Opening Segment Edit"From over seas and underworld, it's the Crypt Keeper Noose Network. Good evening crypts. In the news tonight, wolfman bites dog, vampires say life sucks, mummy takes the wrap after years in "de Nile," and illiterate zombies insist they're better dead than read. This just in. And our top story tonight is a nasty little soundbite about an ambulance-chasing lawyer whose about to bleed the toughest case of her life. I call it "Let the Punishment Fit the Crime."
Closing Segment Edit"Talk about trial and terror. Still, I think Geri will do just fine. I mean aside from the occasional attack of motion sickness. And now it's time for business news. So Chip, what happened on the shock exchanges today. Oh! Oh sorry, looks like it's time for the spurts report instead.

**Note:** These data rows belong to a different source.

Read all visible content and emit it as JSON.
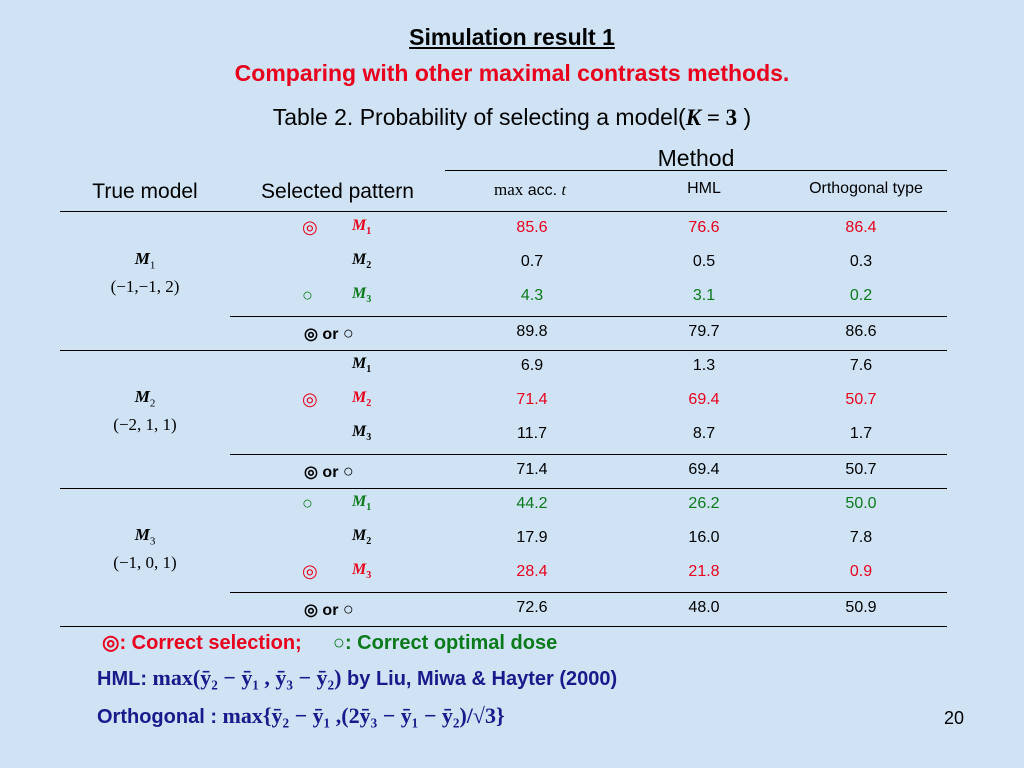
{
  "slide": {
    "title": "Simulation result 1",
    "subtitle": "Comparing with other maximal contrasts methods.",
    "caption_prefix": "Table 2.   Probability of selecting a model(",
    "caption_k": "K",
    "caption_eq": " = 3",
    "caption_suffix": " )",
    "page_number": "20"
  },
  "table": {
    "method_label": "Method",
    "col_true_model": "True model",
    "col_selected_pattern": "Selected pattern",
    "col_max_prefix": "max",
    "col_max_suffix": "acc.",
    "col_max_t": "t",
    "col_hml": "HML",
    "col_orth": "Orthogonal type",
    "groups": [
      {
        "true_model": "M",
        "true_model_sub": "1",
        "true_model_params": "(−1,−1, 2)",
        "rows": [
          {
            "symbol": "◎",
            "model": "M",
            "sub": "1",
            "color": "red",
            "max": "85.6",
            "hml": "76.6",
            "orth": "86.4"
          },
          {
            "symbol": "",
            "model": "M",
            "sub": "2",
            "color": "black",
            "max": "0.7",
            "hml": "0.5",
            "orth": "0.3"
          },
          {
            "symbol": "○",
            "model": "M",
            "sub": "3",
            "color": "green",
            "max": "4.3",
            "hml": "3.1",
            "orth": "0.2"
          }
        ],
        "total": {
          "label_a": "◎",
          "label_or": "or",
          "label_b": "○",
          "max": "89.8",
          "hml": "79.7",
          "orth": "86.6"
        }
      },
      {
        "true_model": "M",
        "true_model_sub": "2",
        "true_model_params": "(−2, 1, 1)",
        "rows": [
          {
            "symbol": "",
            "model": "M",
            "sub": "1",
            "color": "black",
            "max": "6.9",
            "hml": "1.3",
            "orth": "7.6"
          },
          {
            "symbol": "◎",
            "model": "M",
            "sub": "2",
            "color": "red",
            "max": "71.4",
            "hml": "69.4",
            "orth": "50.7"
          },
          {
            "symbol": "",
            "model": "M",
            "sub": "3",
            "color": "black",
            "max": "11.7",
            "hml": "8.7",
            "orth": "1.7"
          }
        ],
        "total": {
          "label_a": "◎",
          "label_or": "or",
          "label_b": "○",
          "max": "71.4",
          "hml": "69.4",
          "orth": "50.7"
        }
      },
      {
        "true_model": "M",
        "true_model_sub": "3",
        "true_model_params": "(−1, 0, 1)",
        "rows": [
          {
            "symbol": "○",
            "model": "M",
            "sub": "1",
            "color": "green",
            "max": "44.2",
            "hml": "26.2",
            "orth": "50.0"
          },
          {
            "symbol": "",
            "model": "M",
            "sub": "2",
            "color": "black",
            "max": "17.9",
            "hml": "16.0",
            "orth": "7.8"
          },
          {
            "symbol": "◎",
            "model": "M",
            "sub": "3",
            "color": "red",
            "max": "28.4",
            "hml": "21.8",
            "orth": "0.9"
          }
        ],
        "total": {
          "label_a": "◎",
          "label_or": "or",
          "label_b": "○",
          "max": "72.6",
          "hml": "48.0",
          "orth": "50.9"
        }
      }
    ]
  },
  "legend": {
    "correct_symbol": "◎",
    "correct_text": ":  Correct selection;",
    "optimal_symbol": "○",
    "optimal_text": ":  Correct optimal dose",
    "hml_label": "HML:",
    "hml_formula": "max(ȳ₂ − ȳ₁ , ȳ₃ − ȳ₂)",
    "hml_citation": "by Liu, Miwa & Hayter (2000)",
    "orth_label": "Orthogonal :",
    "orth_formula": "max{ȳ₂ − ȳ₁ ,(2ȳ₃ − ȳ₁ − ȳ₂)/√3}"
  },
  "colors": {
    "background": "#cfe3f5",
    "red": "#e8001c",
    "green": "#0a7a1a"
  }
}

Oh boy!"
- This episode is included on the Tales from the Crypt: The Complete Sixth Season DVD collection.
- "Let the Punishment Fit the Crime" aired on the same night as "Only Skin Deep".
- The setting for this episode is New York State.
- This episode plays with the convention of the "Groundhog Day" scenario, wherein the protagonist (or antagonist), finds themselves replaying the same nightmare over and over, but with some varying differences.
- The Crypt Keeper is presented as an anchorman for CKNN, which is an acronym that stands for Crypt Keeper Noose Network.
- The man who is seen being dragged into courtroom B is Scott Nimerfro. He is actually a writer on the series who has written episodes such as "Judy, You're Not Yourself Today", "Werewolf Concerto", "People Who Live in Brass Hearses", and "Came the Dawn".
- The title comes from a song from the comic opera The Mikado with music by Arthur Sullivan and lyrics by W.S. Gilbert. The song details the unique punishments for crimes doled out by The Lord High Executioner of the play.
- In the opening segments, comic covers from past episodes Werewolf Concerto, The Reluctant Vampire, Lower Berth, and Til Death.